Two different news media consortiums reviewed Florida's ballots; both found that a full manual recount would have given the election to Mr. Gore…But few Americans have heard these facts. Perhaps journalists have felt that it would be divisive to cast doubt on the Bush administration's legitimacy…Meanwhile, the whitewash of what happened in Florida in 2000 showed that election-tampering carries no penalty, and political operatives have acted accordingly. For example, in 2002 the Republican Party in New Hampshire hired a company to jam Democratic and union phone banks on Election Day.”

Katharine Harris, who parlayed her service to the Bushcorps into a seat in Congress, is well known for her partisan decisions as Secretary of State in Florida, as well as overseeing the disqualification of thousands of legal voters through the misuse of a computerized felon list, unchecked and full of errors.

Although Gumbel’s book doesn’t question the 2004 outcome, Krugman cites two reports on it, one by the DNC and the other by Congressman John Conyers. Both describe the hours long lines in predominately Democratic districts, caused by too few voting machines, and people forced to cast provisional ballots which were never counted.

Conyers also cites case after case of partisanship by the Republican Secretary of State in Ohio who also ran the Bush campaign there (remember that Ohio was the only state that Bush visited on election day?) – “makes Ms. Harris's actions in 2000 seem mild by comparison.”

Krugman concludes:

And then there are the election night stories. Warren County locked down its administration building and barred public observers from the vote-counting, citing an F.B.I. warning of a terrorist threat. But the F.B.I. later denied issuing any such warning. Miami County reported that voter turnout was an improbable 98.55 percent of registered voters. And so on.

We aren't going to rerun the last three elections. But what about the future?


Our current political leaders would suffer greatly if either house of Congress changed hands in 2006, or if the presidency changed hands in 2008. The lids would come off all the simmering scandals, from the selling of the Iraq war to profiteering by politically connected companies. The Republicans will be strongly tempted to make sure that they win those elections by any means necessary. And everything we've seen suggests that they will give in to that temptation. "


Meanwhile, the Daily Pick reveals that President Bush's latest accomplishment is breaking the all-time record for most vacation days by a president of the United States. Ronald Reagan held the old record of 335 days, though Reagan did it over eight years.

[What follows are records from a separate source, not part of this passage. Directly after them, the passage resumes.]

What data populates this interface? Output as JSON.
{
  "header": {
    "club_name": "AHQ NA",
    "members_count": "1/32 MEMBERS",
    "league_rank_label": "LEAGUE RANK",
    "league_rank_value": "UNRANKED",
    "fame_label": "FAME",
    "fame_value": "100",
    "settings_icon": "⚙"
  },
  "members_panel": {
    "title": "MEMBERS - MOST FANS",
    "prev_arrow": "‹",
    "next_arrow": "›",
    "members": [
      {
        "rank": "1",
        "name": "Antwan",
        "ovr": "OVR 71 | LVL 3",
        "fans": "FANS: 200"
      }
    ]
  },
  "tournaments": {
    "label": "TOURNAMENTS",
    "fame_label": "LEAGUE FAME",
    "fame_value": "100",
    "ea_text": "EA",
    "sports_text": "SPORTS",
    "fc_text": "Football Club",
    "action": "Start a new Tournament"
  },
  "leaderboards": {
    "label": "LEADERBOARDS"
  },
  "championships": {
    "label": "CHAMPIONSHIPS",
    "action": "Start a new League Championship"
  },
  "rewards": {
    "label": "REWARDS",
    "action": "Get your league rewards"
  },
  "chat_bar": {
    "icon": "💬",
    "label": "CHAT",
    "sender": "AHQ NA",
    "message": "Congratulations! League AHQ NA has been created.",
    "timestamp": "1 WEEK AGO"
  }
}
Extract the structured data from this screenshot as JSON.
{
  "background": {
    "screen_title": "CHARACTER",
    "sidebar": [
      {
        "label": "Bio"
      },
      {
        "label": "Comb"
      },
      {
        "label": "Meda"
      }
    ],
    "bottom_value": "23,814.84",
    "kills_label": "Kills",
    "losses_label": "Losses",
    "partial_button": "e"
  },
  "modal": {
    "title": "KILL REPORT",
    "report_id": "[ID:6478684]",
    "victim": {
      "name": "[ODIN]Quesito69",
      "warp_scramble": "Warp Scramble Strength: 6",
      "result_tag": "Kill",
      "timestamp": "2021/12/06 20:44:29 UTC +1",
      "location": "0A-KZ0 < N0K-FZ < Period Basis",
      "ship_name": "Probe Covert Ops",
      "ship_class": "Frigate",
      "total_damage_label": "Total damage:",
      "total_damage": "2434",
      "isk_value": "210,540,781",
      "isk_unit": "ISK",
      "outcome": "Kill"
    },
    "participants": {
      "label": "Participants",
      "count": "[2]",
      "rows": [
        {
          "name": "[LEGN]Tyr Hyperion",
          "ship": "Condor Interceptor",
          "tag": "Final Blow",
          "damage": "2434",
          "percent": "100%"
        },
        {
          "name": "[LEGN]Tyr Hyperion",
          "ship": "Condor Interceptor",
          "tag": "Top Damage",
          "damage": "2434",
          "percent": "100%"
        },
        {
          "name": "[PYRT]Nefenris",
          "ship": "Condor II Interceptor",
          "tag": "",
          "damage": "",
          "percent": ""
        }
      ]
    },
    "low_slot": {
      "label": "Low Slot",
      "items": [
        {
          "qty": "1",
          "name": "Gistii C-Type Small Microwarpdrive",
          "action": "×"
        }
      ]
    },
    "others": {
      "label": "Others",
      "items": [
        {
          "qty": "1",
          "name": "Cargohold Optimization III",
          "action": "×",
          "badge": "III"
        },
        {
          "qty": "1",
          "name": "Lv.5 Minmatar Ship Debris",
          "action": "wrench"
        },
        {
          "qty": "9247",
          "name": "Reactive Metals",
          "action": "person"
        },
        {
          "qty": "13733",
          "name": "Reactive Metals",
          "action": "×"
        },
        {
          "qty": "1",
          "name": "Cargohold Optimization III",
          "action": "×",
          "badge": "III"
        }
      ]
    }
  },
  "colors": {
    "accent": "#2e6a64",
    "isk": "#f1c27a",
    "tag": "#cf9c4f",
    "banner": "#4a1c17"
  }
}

President Bush surpassed it in nearly half the time!

And despite the presence of Cindy Sheehan and a growing number of Gold Star Mothers and other protestors, not to mention world press, a few miles away, Bush has two more weeks on his current vacation---and three years and change to set a standard in brush-clearing obliviousness that will challenge the next generation of figureheads for election thieves.